Once both sides of the fabric are coated, place the baking sheet into your oven for two minutes. After the two minutes have passed, take your baking sheet back out of the oven and use your painting sponge to redistribute the beeswax mixture to any dry looking areas. You will be able to tell where the mixture is and isn’t. 

Carefully move your wrap from the parchment paper to your cooling rack. You should be able to take it off the rack and drape it over the back of a chair to finish drying in about ten minutes. 

Now let’s talk about a few homemade beeswax wraps frequently asked questions and tips for making them. 

Do I need to wash the fabric before using it? 

Yes, since the beeswax wraps will be touching food, it is highly recommended that the fabric be washed and dried before making the wraps. 

Can I use a different type of oil? 

Some people use coconut oil instead of jojoba oil, but coconut oil can leave a residue on the containers that jojoba oil does not. 

Can I use a different type of resin or none at all? 

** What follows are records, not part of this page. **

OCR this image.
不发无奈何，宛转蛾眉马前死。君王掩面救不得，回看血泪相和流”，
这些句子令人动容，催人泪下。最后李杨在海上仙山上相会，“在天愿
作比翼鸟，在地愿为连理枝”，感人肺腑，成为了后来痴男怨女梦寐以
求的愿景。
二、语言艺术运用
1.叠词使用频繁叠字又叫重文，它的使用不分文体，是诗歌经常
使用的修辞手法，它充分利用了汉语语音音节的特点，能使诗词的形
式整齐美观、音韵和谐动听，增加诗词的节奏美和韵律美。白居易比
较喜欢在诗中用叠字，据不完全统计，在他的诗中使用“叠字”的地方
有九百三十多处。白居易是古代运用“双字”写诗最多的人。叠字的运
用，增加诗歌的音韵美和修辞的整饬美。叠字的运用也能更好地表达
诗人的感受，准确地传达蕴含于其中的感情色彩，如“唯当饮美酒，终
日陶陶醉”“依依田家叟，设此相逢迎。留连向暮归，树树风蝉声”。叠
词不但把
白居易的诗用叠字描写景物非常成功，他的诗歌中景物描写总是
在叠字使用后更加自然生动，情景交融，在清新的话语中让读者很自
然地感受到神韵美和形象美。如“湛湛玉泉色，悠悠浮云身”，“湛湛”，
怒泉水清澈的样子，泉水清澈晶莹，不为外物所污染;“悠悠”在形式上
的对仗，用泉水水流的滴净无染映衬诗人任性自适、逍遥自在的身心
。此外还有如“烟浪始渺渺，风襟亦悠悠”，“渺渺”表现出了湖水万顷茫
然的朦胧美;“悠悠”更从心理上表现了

You can use a different type or none at all, but if you don’t use any resin your wraps will lack the characteristic stickiness of commercially available beeswax wraps. You may also need a rubber band to keep your wrap firmly in place. 

What do I do if my wrap has too much wax or is too sticky?

Simply place the wrap back on your parchment-lined baking sheet and put it back in the oven for another two minutes. When the two minutes are up, use your paint sponge to carefully dab up the excess. 

Can beeswax wraps be used in the microwave? 

No, the heat from the microwave will cause the beeswax to melt and come off of your fabric. 

Beeswax wrap is too hard, how can I fix it? 

If your wrap is too hard try warming the wrap in your hand to make it more pliable. If this happens repeatedly you may have too much wax and not enough oil on your fabric. You may need to put it back in the oven at 150 C for two minutes and add a little more oil to the wrap. 

Can you freeze beeswax wraps?

Yes, you can. They freeze very well. 

Where should I store my beeswax wraps?

In a cool place, like a kitchen drawer or in a basket in your pantry. 

Do beeswax wraps change the taste of the food?

The beeswax wraps do have a distinct, but very slight odour of beeswax, but it does not alter the taste of the food in any way. 

Are there any foods that you can not use beeswax wraps on?

Since you can’t wash the wraps in hot water, you should not use the wraps on any type of uncooked meat. 

Is it safe to use beeswax wraps on food? 

Yes, beeswax wraps are absolutely food safe. The beeswax is antimicrobial which keeps your food safe. Some cheeses are even coated in beeswax to protect them. 

Are you ready to try your hand at making homemade beeswax wraps? As you can see the process is very simple, and not only will you be saving yourself money by not having to buy plastic wraps and aluminium foils, it will also reduce your waste, and help to make your household more eco-friendly.